Dans le contexte de guerre que l’on connaît, l’amour de l’autre devient plus compliqué.

Oui, mais je crois que le ‘commandement’ de l’amour, c’est d’abord un message universel.

Et par rapport à l’évangile, c’est un message incontournable, qui ne dépend ni de la guerre ni du temps de paix. Aimer son ami ou son prochain, ça c’est connu. Le christ est clair quand il dit « on vous a dit : aimez votre prochain ; … moi je vous dis : aimez vos ennemis ». C’est la spécificité du christianisme. Malheureusement cela a été souvent oublié, méconnu et on a cru que le Christ est venu nous apprendre à aimer seulement notre prochain. Notre prochain, c’est généralement celui qui est bien avec nous, qui pense comme nous, celui qui est de notre tribu, de notre race, de notre obédience.

Le Christ nous invite à aller contre courant. Là où on nous dit qu’il faut tuer l’ennemi, Jésus nous dit qu’il faut aimer l’ennemi.

 

Aimer nos ennemis : ce n’est pas si simple!

En effet, en ce temps de guerre dire à quelque d’aimer son ennemi peut sembler un non-sens.

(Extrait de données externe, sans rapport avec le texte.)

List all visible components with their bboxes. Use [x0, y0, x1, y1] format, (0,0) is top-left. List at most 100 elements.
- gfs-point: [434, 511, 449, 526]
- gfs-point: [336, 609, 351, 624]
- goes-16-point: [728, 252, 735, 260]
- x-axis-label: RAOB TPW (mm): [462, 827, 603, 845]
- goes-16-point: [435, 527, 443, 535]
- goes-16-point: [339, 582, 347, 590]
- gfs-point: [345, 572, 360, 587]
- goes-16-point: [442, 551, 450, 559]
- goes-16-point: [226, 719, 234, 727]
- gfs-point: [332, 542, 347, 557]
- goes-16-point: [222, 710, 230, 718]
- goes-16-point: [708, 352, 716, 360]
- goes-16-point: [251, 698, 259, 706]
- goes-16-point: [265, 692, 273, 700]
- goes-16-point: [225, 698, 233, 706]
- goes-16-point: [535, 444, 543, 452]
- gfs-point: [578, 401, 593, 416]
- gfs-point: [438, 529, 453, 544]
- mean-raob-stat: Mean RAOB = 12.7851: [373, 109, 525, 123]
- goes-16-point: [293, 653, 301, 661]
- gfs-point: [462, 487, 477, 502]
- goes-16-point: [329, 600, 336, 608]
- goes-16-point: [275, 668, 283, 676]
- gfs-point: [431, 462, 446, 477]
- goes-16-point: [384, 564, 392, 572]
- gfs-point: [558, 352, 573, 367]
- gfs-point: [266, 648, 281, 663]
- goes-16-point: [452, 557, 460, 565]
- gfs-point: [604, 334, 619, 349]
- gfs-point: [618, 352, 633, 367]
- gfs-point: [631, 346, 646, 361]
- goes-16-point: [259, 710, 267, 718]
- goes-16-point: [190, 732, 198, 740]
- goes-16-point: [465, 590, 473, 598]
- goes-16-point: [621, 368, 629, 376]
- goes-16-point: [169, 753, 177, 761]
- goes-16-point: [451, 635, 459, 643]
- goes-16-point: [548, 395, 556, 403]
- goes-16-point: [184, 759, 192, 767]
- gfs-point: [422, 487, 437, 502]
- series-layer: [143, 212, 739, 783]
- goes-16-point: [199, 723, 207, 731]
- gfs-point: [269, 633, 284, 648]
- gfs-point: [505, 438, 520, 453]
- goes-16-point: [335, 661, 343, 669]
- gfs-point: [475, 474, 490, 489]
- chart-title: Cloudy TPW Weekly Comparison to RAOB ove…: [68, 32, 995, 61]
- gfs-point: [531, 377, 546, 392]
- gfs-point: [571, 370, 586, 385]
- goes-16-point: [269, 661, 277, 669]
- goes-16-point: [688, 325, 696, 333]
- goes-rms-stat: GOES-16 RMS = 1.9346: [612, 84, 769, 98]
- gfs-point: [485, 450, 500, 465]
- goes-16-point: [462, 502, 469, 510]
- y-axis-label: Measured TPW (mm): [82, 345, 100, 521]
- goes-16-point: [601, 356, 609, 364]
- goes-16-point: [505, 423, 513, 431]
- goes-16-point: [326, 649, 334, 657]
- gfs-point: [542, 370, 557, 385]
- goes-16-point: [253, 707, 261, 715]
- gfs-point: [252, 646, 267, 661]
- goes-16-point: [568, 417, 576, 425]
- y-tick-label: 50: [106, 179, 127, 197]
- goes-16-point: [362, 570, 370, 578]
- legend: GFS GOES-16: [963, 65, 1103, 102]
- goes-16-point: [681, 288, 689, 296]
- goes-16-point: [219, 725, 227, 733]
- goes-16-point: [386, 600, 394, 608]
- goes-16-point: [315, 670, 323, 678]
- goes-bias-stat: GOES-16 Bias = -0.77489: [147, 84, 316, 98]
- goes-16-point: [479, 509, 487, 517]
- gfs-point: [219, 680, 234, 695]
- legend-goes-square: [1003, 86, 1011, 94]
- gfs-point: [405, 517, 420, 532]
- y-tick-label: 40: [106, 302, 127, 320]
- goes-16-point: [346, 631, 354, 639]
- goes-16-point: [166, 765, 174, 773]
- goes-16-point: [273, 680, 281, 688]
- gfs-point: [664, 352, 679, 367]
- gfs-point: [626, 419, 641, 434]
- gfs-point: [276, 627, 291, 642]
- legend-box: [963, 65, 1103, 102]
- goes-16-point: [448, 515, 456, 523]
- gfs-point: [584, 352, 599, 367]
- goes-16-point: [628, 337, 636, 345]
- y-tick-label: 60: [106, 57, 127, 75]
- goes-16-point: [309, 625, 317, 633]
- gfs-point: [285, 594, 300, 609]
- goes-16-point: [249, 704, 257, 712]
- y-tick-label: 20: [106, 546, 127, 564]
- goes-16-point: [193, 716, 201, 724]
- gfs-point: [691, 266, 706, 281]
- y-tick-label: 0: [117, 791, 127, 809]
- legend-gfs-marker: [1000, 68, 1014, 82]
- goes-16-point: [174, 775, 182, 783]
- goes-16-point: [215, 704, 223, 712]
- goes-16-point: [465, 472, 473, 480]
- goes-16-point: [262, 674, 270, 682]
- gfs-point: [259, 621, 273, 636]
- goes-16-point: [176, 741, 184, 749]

L’ennemi aujourd’hui c’est peut-être – le cardinal de Kinshasa l’a rappelé dans son message – ce rwandais, cet ougandais, ce rebelle ou tout simplement ne nous plaît pas. Aimer l’ennemi c’est en fait lui dire la vérité du mal qu’il nous fait, de lui dire qu’il cesse de faire ce mal et se convertisse en en quelque sorte : c’est ça aimer l’ennemi. Aimer l’ennemi c’est lui dire la vérité, lui montrer avec amour et respect le mal qu’il nous fait et l’inviter à ne plus le faire.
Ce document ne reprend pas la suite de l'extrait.